O velho "condicional"

PASQUALE CIPRO NETO
Colunista da Folha

Na própria quinta-feira da semana passada, vários leitores mandaram mensagens que pediam a sequência da história: por que as pessoas mais velhas chamam o futuro do pretérito de "condicional"? De fato, esse era o nome. Em seu "Dicionário de Questões Vernáculas", o professor Napoleão Mendes de Almeida afirma que "a designação "futuro do pretérito", em vez da sempre usada em nossa pátria, como o é em outros idiomas, "condicional", é expressão terminológica da gramática espanhola, de autoria de um professor de espanhol do Dom Pedro II do Rio, imposta ao magistério brasileiro por simples portaria de 1959". O nome "condicional" é de assimilação certamente mais fácil. Quando se diz "Viveríamos melhor se o país investisse fortemente em educação", percebe-se que a forma "viveríamos" está atrelada a uma condição, expressa por verbo no subjuntivo ("investisse"). Já o nome "futuro do pretérito" para muitos parece a própria falta de senso. Futuro do passado? Como? Vejamos se faz sentido o bendito nome. Analise esta frase: "Ele nem imaginava que seria obrigado a passar por isso". A forma verbal "seria", do futuro do pretérito, indica fato futuro em relação a "imaginava", que está no passado, mais precisamente no pretérito imperfeito do indicativo. Entendeu por que "futuro do passado"? Veja outra frase: "Dias depois, ele tomaria a decisão". "Tomaria", do futuro do pretérito, indica fato futuro em relação ao tempo (passado) em que se dá a narrativa. Detalhe: isso só é verdadeiro se de fato o personagem, dias depois, tiver tomado a tal decisão.
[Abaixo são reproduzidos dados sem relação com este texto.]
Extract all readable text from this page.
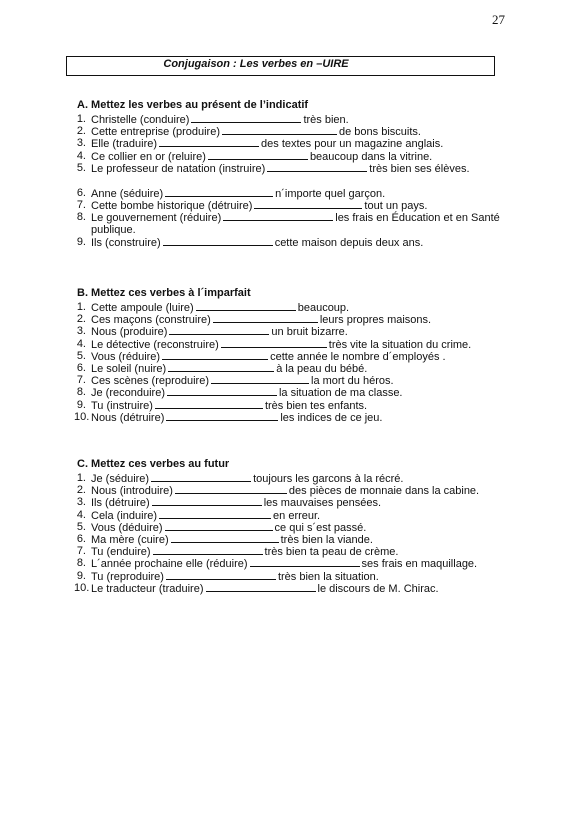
27
Conjugaison : Les verbes en –UIRE
A. Mettez les verbes au présent de l’indicatif
1. Christelle (conduire)	très bien.
2. Cette entreprise (produire)	de bons biscuits.
3. Elle (traduire)	des textes pour un magazine anglais.
4. Ce collier en or (reluire)	beaucoup dans la vitrine.
5. Le professeur de natation (instruire)	très bien ses élèves.
6. Anne (séduire)	n´importe quel garçon.
7. Cette bombe historique (détruire)	tout un pays.
8. Le gouvernement (réduire)	les frais en Éducation et en Santé publique.
9. Ils (construire)	cette maison depuis deux ans.
B. Mettez ces verbes à l´imparfait
1. Cette ampoule (luire)	beaucoup.
2. Ces maçons (construire)	leurs propres maisons.
3. Nous (produire)	un bruit bizarre.
4. Le détective (reconstruire)	très vite la situation du crime.
5. Vous (réduire)	cette année le nombre d´employés .
6. Le soleil (nuire)	à la peau du bébé.
7. Ces scènes (reproduire)	la mort du héros.
8. Je (reconduire)	la situation de ma classe.
9. Tu (instruire)	très bien tes enfants.
10. Nous (détruire)	les indices de ce jeu.
C. Mettez ces verbes au futur
1. Je (séduire)	toujours les garcons à la récré.
2. Nous (introduire)	des pièces de monnaie dans la cabine.
3. Ils (détruire)	les mauvaises pensées.
4. Cela (induire)	en erreur.
5. Vous (déduire)	ce qui s´est passé.
6. Ma mère (cuire)	très bien la viande.
7. Tu (enduire)	très bien ta peau de crème.
8. L´année prochaine elle (réduire)	ses frais en maquillage.
9. Tu (reproduire)	très bien la situation.
10. Le traducteur (traduire)	le discours de M. Chirac.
Se essa frase estivesse num outro contexto, em que um narrador expusesse o fluxo de consciência do personagem (a que se dá o nome de "discurso indireto livre"), o futuro do pretérito poderia simplesmente indicar que o personagem estaria "empurrando com a barriga" a tomada de decisão, que pode ter ocorrido ou não. Em "Vidas Secas", Graciliano Ramos trabalha como ninguém esse recurso ao expor o fluxo de consciência de Fabiano, que, descobrindo-se lesado, promete-se atitudes que não seriam tomadas. Entramos no terreno dos valores periféricos dos tempos verbais, assunto que já discutimos parcialmente em outras colunas. Sob esse aspecto, o futuro do pretérito talvez mereça mais algumas linhas. É isso.


Pasquale Cipro Neto escreve nesta coluna às quintas-feiras.